Les Échos | 28/05/2009
jeudi 11 juin 2009
par antonin
12 votes

Partout dans le monde, le doctorat est le diplôme de référence, rappelle Martine Pretceille. Et la thèse est l’occasion d’acquérir des compétences qui seront précieuses bien au-delà de la recherche.

A quoi attribuer cet intérêt accru des entreprises pour les chercheurs et les docteurs ?

De plus en plus, en effet, les entreprises s’intéressent aux docteurs et les recrutent. C’est un phénomène récent, qui a débuté en France il y a deux ou trois ans. Plusieurs facteurs ont joué. D’abord, la mondialisation : dans la plupart des pays, le diplôme de référence est le PhD ou le doctorat, alors qu’en France on a longtemps privilégié le master et le titre d’ingénieur. Si l’on veut bien figurer dans la compétition internationale, il faut miser sur le doctorat. C’est le diplôme phare. D’où la volonté du ministère de l’Enseignement supérieur et de la Recherche d’inscrire la France dans cette logique. Jusqu’à présent, les docteurs étaient des anonymes sociaux et économiques. Ensuite, l’innovation est le moteur de l’économie.

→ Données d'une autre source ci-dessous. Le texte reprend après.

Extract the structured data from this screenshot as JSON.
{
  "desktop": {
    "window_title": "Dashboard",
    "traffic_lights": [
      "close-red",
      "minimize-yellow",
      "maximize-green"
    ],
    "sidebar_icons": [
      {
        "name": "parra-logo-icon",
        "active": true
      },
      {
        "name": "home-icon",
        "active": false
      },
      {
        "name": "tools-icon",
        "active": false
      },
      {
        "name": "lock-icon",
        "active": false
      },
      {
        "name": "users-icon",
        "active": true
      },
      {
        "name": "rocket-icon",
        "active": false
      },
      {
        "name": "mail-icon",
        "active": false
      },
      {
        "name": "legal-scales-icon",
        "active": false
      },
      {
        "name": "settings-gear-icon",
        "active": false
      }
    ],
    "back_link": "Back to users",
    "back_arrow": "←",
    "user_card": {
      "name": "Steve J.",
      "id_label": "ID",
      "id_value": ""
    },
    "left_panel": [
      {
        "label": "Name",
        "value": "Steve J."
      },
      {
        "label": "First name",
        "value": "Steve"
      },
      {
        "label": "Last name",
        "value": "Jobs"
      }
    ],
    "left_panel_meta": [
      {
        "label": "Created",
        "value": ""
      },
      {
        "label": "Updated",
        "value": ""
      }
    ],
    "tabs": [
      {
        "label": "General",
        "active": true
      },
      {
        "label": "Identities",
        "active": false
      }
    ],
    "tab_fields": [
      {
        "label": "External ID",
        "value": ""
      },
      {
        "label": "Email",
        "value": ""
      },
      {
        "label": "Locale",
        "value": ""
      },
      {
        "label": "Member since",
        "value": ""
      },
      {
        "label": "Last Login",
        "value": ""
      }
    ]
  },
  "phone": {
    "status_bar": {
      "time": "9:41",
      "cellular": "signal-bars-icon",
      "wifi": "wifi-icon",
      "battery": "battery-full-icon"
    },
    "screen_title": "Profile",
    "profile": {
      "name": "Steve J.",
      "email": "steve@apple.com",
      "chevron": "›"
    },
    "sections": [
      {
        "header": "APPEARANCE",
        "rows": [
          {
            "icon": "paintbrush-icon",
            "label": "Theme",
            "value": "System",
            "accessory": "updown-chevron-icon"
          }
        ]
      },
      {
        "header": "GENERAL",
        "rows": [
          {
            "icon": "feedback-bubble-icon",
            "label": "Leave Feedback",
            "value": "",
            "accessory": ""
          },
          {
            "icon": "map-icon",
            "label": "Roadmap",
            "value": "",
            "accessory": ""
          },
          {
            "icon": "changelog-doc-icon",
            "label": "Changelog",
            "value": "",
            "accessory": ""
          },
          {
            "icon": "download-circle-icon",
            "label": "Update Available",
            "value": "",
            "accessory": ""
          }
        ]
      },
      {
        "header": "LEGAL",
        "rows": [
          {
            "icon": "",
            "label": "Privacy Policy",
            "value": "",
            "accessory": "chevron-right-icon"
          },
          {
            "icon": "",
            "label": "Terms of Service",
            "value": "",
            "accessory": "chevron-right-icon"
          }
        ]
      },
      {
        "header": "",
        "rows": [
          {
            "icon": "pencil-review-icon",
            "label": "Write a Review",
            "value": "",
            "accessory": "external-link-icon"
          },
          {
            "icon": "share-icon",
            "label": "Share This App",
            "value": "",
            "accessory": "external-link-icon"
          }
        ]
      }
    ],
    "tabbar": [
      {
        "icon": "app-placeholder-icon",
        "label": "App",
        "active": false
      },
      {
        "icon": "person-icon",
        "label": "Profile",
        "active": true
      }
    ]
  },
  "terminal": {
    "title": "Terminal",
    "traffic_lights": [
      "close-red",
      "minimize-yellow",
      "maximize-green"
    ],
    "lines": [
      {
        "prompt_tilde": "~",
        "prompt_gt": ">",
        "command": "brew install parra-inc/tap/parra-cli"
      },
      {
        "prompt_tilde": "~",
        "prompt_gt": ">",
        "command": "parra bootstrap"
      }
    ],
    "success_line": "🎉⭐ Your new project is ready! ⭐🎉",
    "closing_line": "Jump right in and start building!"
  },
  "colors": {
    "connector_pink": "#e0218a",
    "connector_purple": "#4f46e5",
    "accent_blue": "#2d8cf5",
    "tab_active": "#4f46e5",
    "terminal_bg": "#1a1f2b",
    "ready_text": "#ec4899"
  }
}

Pour innover, les grands groupes et les PME doivent donc miser sur la recherche et l’innovation. Et la crise constitue une raison supplémentaire pour innover. Enfin, troisième facteur, l’économie a changé de nature : nous sommes entrés dans l’ère de l’immatériel, des usages et des services associés au produit. Il faut donc aller chercher, au-delà des technologies, ces services et ces usages nouveaux. Ce qui, au passage, redonne toute leur place aux sciences humaines et sociales dans l’entreprise.

Comment cela se traduit-il dans le monde académique ? Comment s’adapte-t-il à cette nouvelle donne ?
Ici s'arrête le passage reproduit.